The European Union warned that it may implement countermeasures against President Donald Trump’s tariffs.
European Commission President Ursula von der Leyen said the tariffs were a “major blow to the world economy,” claiming the “global economy will massively suffer.”
“The cost of doing business with the United States will drastically increase. And what is more, there seems to be no order in the disorder. No clear path through the complexity and chaos that is being created as all US trading partners are hit,” she said, arguing that the tariffs will lead to higher costs of groceries and medication and increase inflation.
“I agree with President Trump, that others are taking unfair advantage of the current rules,” von der Leyen stated. “And I am ready to support any efforts to make the global trading system fit for the realities of the global economy. But I also want to be clear: Reaching for tariffs as your first and last tool will not fix it.”
“We are already finalising a first package of countermeasures in response to tariffs on steel,” she noted. “And we are now preparing for further countermeasures, to protect our interests and our businesses if negotiations fail. We will also be watching closely what indirect effects these tariffs could have, because we cannot absorb global overcapacity nor will we accept dumping on our market.”
“We have already announced new measures to support the steel and cars sectors. Last week, we limited the amount of steel that can be imported to Europe tariff-free,” von der Leyen noted. “This will give more breathing space to these strategic industries. Now we will also convene Strategic Dialogues with the steel, the automotive and the pharmaceutical sector. And others will follow.”
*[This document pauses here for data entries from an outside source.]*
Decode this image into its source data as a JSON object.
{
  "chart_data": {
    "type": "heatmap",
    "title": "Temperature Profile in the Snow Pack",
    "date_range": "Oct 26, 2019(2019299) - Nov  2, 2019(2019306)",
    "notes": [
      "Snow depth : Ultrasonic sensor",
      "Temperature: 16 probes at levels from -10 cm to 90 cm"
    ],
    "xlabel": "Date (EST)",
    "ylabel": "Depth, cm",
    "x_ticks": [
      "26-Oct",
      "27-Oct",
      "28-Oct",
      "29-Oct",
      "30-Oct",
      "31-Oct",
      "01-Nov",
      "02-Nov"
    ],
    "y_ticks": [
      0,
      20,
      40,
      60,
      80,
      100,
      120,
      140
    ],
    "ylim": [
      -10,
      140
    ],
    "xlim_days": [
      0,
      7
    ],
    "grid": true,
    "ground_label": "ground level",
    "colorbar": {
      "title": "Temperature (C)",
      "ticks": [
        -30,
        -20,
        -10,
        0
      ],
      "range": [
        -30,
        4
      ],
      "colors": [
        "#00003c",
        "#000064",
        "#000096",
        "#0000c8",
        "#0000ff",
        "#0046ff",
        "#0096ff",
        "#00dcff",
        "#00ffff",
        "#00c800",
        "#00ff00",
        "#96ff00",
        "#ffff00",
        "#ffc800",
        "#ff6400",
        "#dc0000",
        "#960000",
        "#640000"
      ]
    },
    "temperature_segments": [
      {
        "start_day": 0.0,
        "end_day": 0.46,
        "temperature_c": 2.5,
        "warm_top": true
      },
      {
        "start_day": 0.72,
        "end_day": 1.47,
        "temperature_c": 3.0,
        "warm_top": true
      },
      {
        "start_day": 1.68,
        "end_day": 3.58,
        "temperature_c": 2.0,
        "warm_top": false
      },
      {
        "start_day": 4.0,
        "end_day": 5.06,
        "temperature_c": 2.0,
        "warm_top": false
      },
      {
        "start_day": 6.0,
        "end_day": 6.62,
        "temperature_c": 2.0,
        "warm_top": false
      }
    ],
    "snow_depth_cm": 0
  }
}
The statement came in response to Trump’s announcement of a tariff plan. The initiative aims to bolster domestic manufacturing by imposing significant tariffs on foreign imports.
The plan introduces a baseline 10% tariff on nearly all imported goods. Specific tariffs target certain regions: 20% on European Union imports, 54% on Chinese goods, and 25% on foreign-made automobiles. These measures are designed to address longstanding trade imbalances and encourage companies to establish operations within the United States.